Cette typologie a été conservée au cours des époques suivantes. Dans les années 1920-30, si les architectes du mouvement moderne ont pu insuffler un nouvel élan à l'architecture scolaire c'est plus dans l'expression et les modes de construction que dans les plans, car la réglementation mise en place au XIXe siècle restait en vigueur.

L'après-guerre a vu la quantité prendre le pas sur la qualité et le modèle standardisé a bien souvent remplacé la création architecturale. Il faut attendre les années 70 et 80, avec la remise en cause de l'enseignement traditionnel et donc la recherche d'un environnement nouveau, pour que l'architecture connaisse une véritable renaissance dans la construction des écoles.

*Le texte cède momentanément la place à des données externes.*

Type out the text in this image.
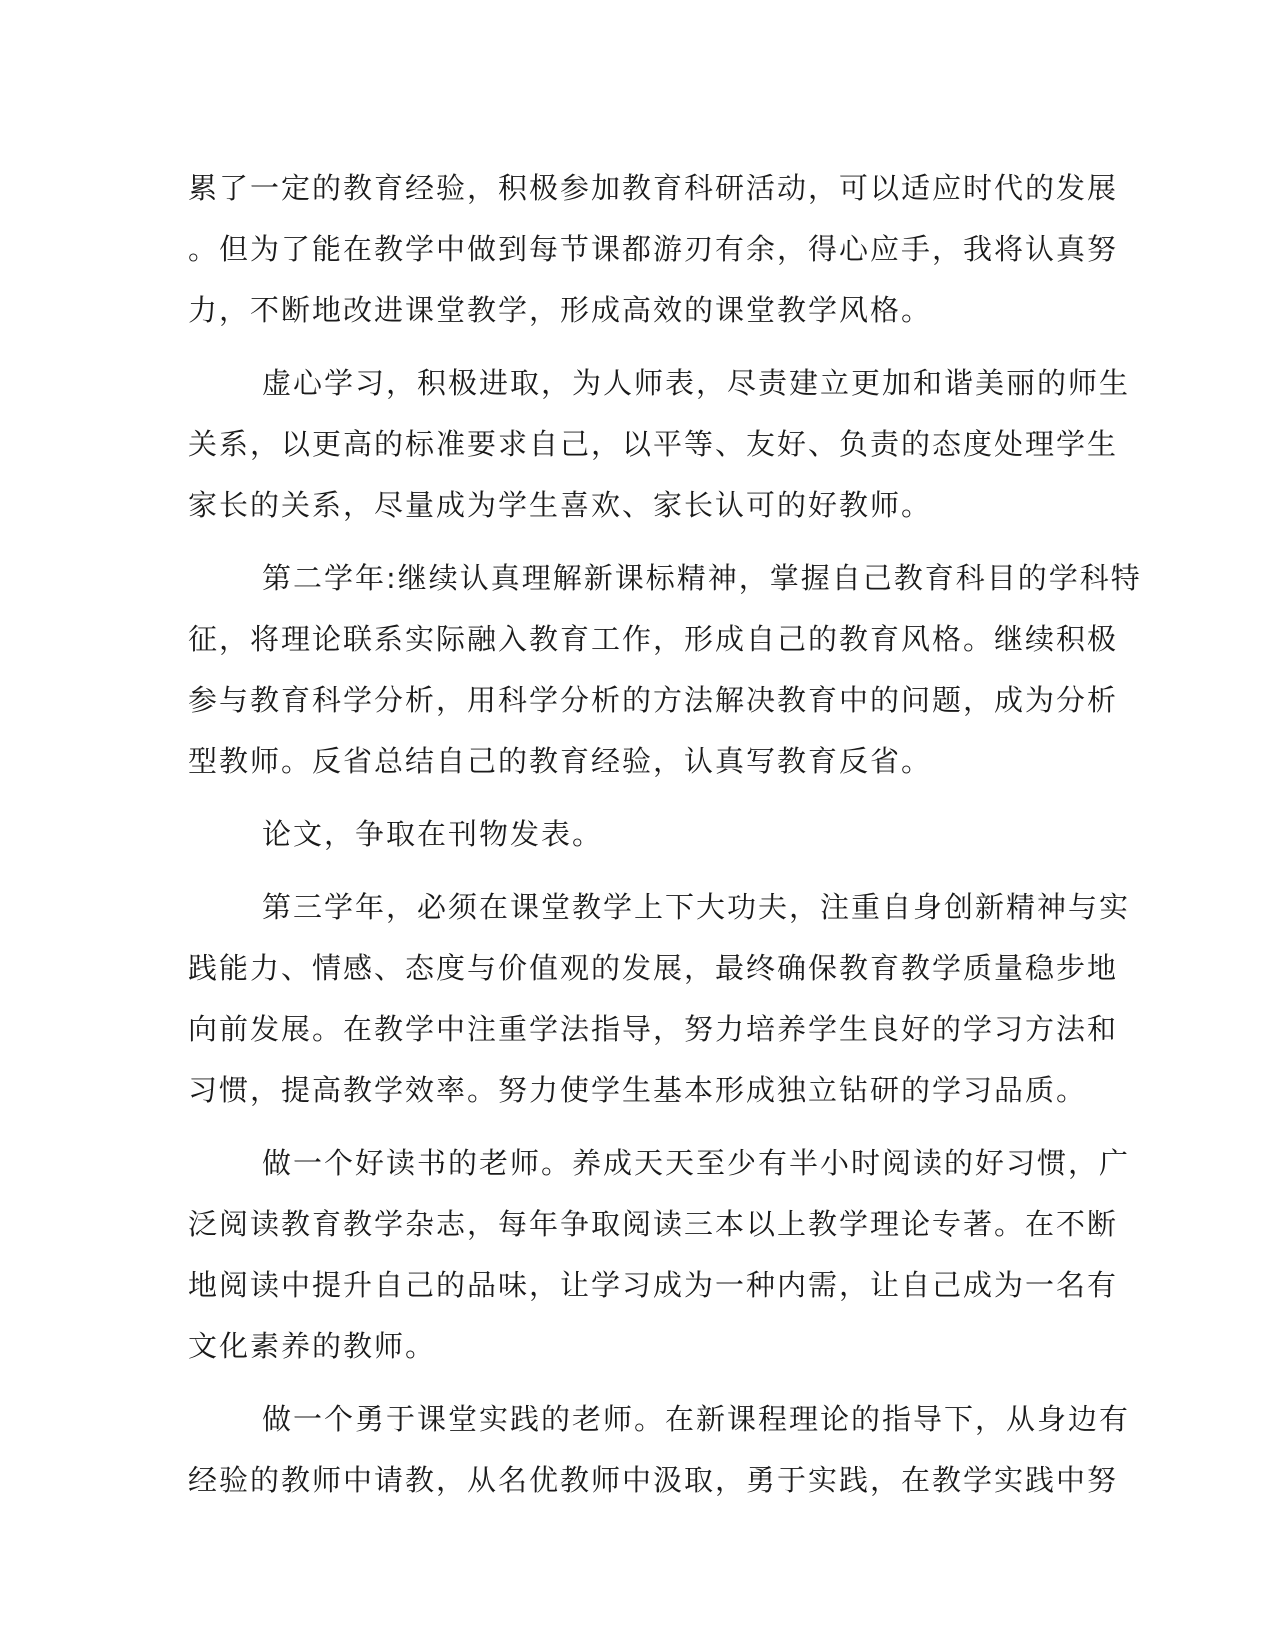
累了一定的教育经验，积极参加教育科研活动，可以适应时代的发展
。但为了能在教学中做到每节课都游刃有余，得心应手，我将认真努
力，不断地改进课堂教学，形成高效的课堂教学风格。

虚心学习，积极进取，为人师表，尽责建立更加和谐美丽的师生
关系，以更高的标准要求自己，以平等、友好、负责的态度处理学生
家长的关系，尽量成为学生喜欢、家长认可的好教师。

第二学年:继续认真理解新课标精神，掌握自己教育科目的学科特
征，将理论联系实际融入教育工作，形成自己的教育风格。继续积极
参与教育科学分析，用科学分析的方法解决教育中的问题，成为分析
型教师。反省总结自己的教育经验，认真写教育反省。

论文，争取在刊物发表。

第三学年，必须在课堂教学上下大功夫，注重自身创新精神与实
践能力、情感、态度与价值观的发展，最终确保教育教学质量稳步地
向前发展。在教学中注重学法指导，努力培养学生良好的学习方法和
习惯，提高教学效率。努力使学生基本形成独立钻研的学习品质。

做一个好读书的老师。养成天天至少有半小时阅读的好习惯，广
泛阅读教育教学杂志，每年争取阅读三本以上教学理论专著。在不断
地阅读中提升自己的品味，让学习成为一种内需，让自己成为一名有
文化素养的教师。

做一个勇于课堂实践的老师。在新课程理论的指导下，从身边有
经验的教师中请教，从名优教师中汲取，勇于实践，在教学实践中努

En 1986, la décentralisation a confié la commande des établissements scolaires aux collectivités locales. Dorénavant les lycées sont construits sous la responsabilité des régions, les collèges des départements et les écoles primaires des communes. En Seine-Saint-Denis, le Conseil général construit en moyenne 3collèges neufs par an et en rénove le même nombre.

Un cloitre républicain

C'est donc pour un retour aux sources qu'ont opté Roland Castro et Sophie Denissof. Ils se sont attachés à recréer un lieu représentatif des valeurs républicaines et humanistes de l'enseignement public.

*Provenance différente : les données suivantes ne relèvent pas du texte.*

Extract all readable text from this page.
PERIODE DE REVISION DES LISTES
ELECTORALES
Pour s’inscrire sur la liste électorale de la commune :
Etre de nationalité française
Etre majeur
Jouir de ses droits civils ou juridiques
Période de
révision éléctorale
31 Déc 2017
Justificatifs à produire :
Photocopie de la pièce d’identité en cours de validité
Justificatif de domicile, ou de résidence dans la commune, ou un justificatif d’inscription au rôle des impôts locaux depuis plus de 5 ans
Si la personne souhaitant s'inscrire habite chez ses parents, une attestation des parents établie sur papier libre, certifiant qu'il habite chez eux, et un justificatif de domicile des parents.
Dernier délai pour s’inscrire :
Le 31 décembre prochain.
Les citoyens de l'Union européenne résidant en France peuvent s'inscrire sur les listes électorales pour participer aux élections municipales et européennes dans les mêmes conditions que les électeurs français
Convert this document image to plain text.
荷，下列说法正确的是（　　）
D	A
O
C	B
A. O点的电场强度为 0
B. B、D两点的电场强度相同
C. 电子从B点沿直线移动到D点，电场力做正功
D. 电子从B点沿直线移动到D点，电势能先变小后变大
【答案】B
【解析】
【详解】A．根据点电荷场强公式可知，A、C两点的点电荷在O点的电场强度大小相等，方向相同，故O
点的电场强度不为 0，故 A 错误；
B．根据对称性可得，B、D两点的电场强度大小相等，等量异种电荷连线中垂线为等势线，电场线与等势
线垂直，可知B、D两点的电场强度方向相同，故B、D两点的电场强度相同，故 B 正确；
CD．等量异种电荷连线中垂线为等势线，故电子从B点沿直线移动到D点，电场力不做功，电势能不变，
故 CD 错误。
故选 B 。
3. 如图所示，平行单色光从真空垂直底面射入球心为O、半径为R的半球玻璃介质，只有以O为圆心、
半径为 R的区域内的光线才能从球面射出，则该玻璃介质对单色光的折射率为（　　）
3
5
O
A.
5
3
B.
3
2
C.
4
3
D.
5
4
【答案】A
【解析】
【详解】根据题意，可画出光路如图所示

Ils ont voulu un lieu protégé, à l'abri de l'agitation extérieure et propice à l'étude et à la réflexion. Pour cela ils ont refermé le collège sur lui -même et l'ont centré sur une vaste cour intérieure. Cet espace clos, seulement ouvert sur le parc Robert Ballanger, est aussi un lieu de rencontre puisqu'il dessert les classes du collège comme celles du SEGPA ou filière professionnelle. Une des idées directrices était d'intégrer cette section sans la différencier.

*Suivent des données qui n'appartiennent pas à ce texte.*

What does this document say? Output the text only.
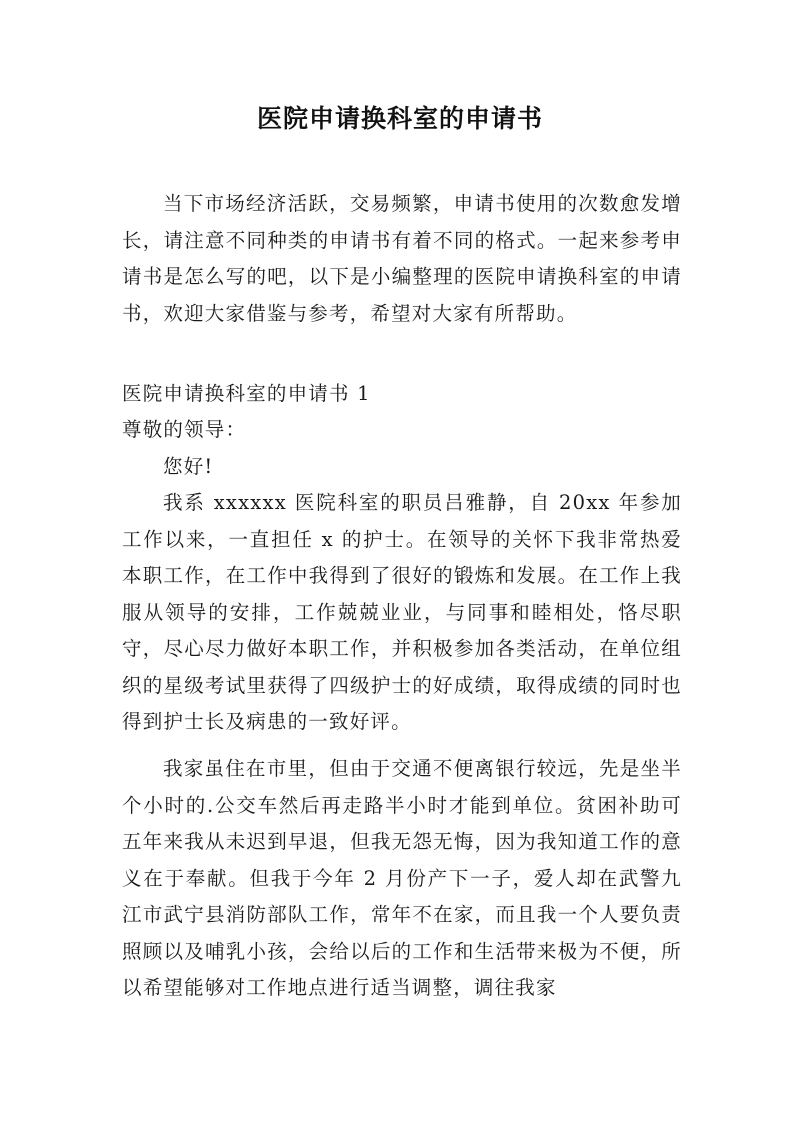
医院申请换科室的申请书

当下市场经济活跃，交易频繁，申请书使用的次数愈发增长，请注意不同种类的申请书有着不同的格式。一起来参考申请书是怎么写的吧，以下是小编整理的医院申请换科室的申请书，欢迎大家借鉴与参考，希望对大家有所帮助。

医院申请换科室的申请书 1

尊敬的领导：

您好!

我系 xxxxxx 医院科室的职员吕雅静，自 20xx 年参加工作以来，一直担任 x 的护士。在领导的关怀下我非常热爱本职工作，在工作中我得到了很好的锻炼和发展。在工作上我服从领导的安排，工作兢兢业业，与同事和睦相处，恪尽职守，尽心尽力做好本职工作，并积极参加各类活动，在单位组织的星级考试里获得了四级护士的好成绩，取得成绩的同时也得到护士长及病患的一致好评。

我家虽住在市里，但由于交通不便离银行较远，先是坐半个小时的.公交车然后再走路半小时才能到单位。贫困补助可五年来我从未迟到早退，但我无怨无悔，因为我知道工作的意义在于奉献。但我于今年 2 月份产下一子，爱人却在武警九江市武宁县消防部队工作，常年不在家，而且我一个人要负责照顾以及哺乳小孩，会给以后的工作和生活带来极为不便，所以希望能够对工作地点进行适当调整，调往我家
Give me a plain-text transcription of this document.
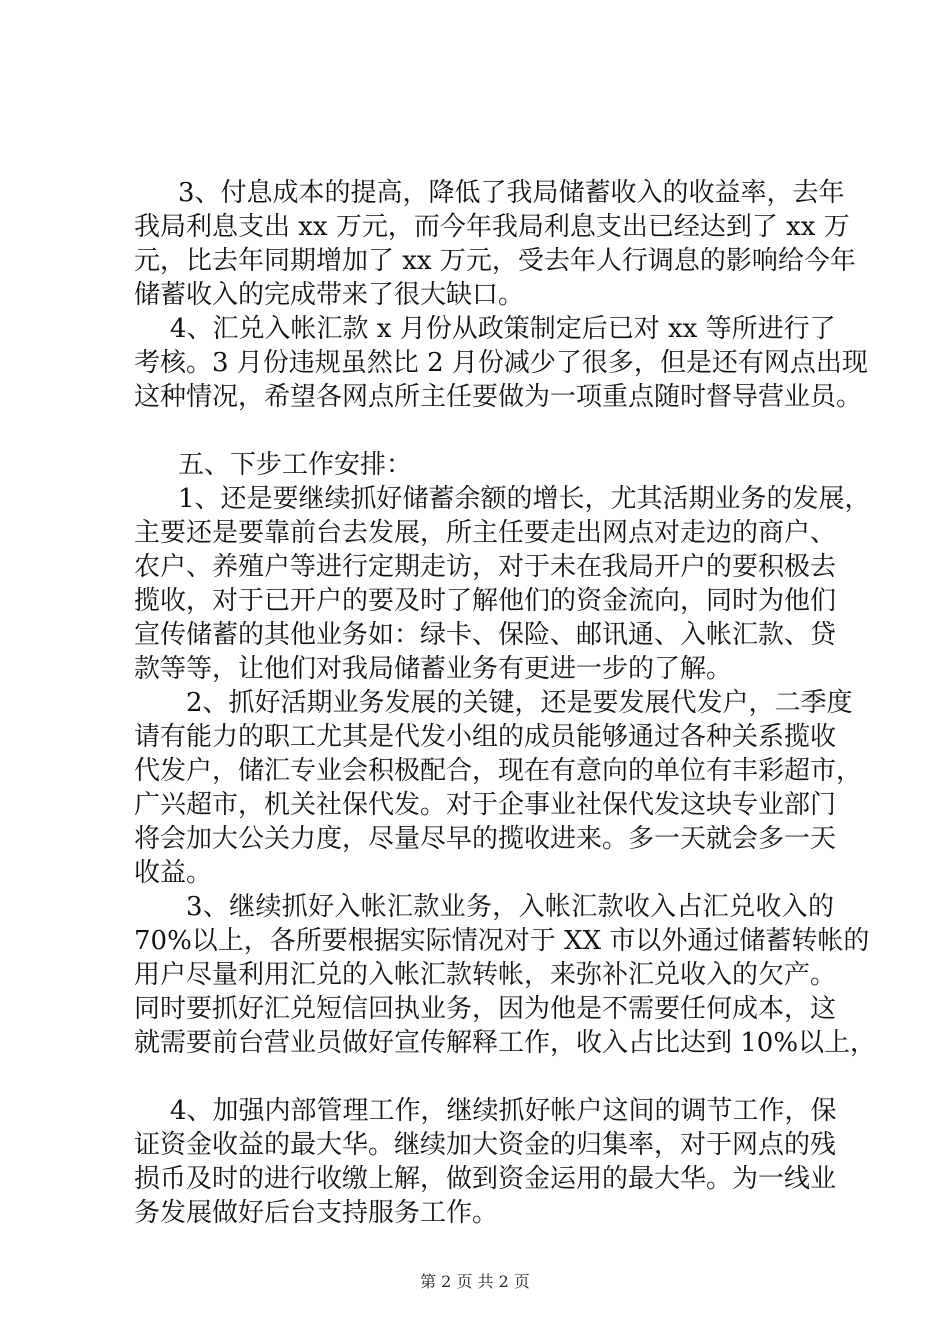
3、付息成本的提高，降低了我局储蓄收入的收益率，去年
我局利息支出 xx 万元，而今年我局利息支出已经达到了 xx 万
元，比去年同期增加了 xx 万元，受去年人行调息的影响给今年
储蓄收入的完成带来了很大缺口。
4、汇兑入帐汇款 x 月份从政策制定后已对 xx 等所进行了
考核。3 月份违规虽然比 2 月份减少了很多，但是还有网点出现
这种情况，希望各网点所主任要做为一项重点随时督导营业员。
五、下步工作安排：
1、还是要继续抓好储蓄余额的增长，尤其活期业务的发展，
主要还是要靠前台去发展，所主任要走出网点对走边的商户、
农户、养殖户等进行定期走访，对于未在我局开户的要积极去
揽收，对于已开户的要及时了解他们的资金流向，同时为他们
宣传储蓄的其他业务如：绿卡、保险、邮讯通、入帐汇款、贷
款等等，让他们对我局储蓄业务有更进一步的了解。
2、抓好活期业务发展的关键，还是要发展代发户，二季度
请有能力的职工尤其是代发小组的成员能够通过各种关系揽收
代发户，储汇专业会积极配合，现在有意向的单位有丰彩超市，
广兴超市，机关社保代发。对于企事业社保代发这块专业部门
将会加大公关力度，尽量尽早的揽收进来。多一天就会多一天
收益。
3、继续抓好入帐汇款业务，入帐汇款收入占汇兑收入的
70%以上，各所要根据实际情况对于 XX 市以外通过储蓄转帐的
用户尽量利用汇兑的入帐汇款转帐，来弥补汇兑收入的欠产。
同时要抓好汇兑短信回执业务，因为他是不需要任何成本，这
就需要前台营业员做好宣传解释工作，收入占比达到 10%以上，
4、加强内部管理工作，继续抓好帐户这间的调节工作，保
证资金收益的最大华。继续加大资金的归集率，对于网点的残
损币及时的进行收缴上解，做到资金运用的最大华。为一线业
务发展做好后台支持服务工作。
第 2 页 共 2 页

Les murs de brique rouge donnent une impression de rigueur. Ils rappellent 'que l'école représente des règles à respecter. Cependant le décrochement des toitures, les courbes de certains bâtiments, l'enduit blanc des parties hautes leur enlèvent toute sévérité et leur donnent au contraire une réelle élégance.

L'entrée se fait par un parvis qui mène à un vaste hall desservant les salles de classe du SEGPA et du collège et les locaux administratifs. De grandes baies s'ouvrent sur le préau et la cour. L'organisation des différents lieux est claire et rationnelle.

Autant qu'un projet d'architecture, c'est une vraie réflexion sur l'enseignement qu'ont menée les architectes.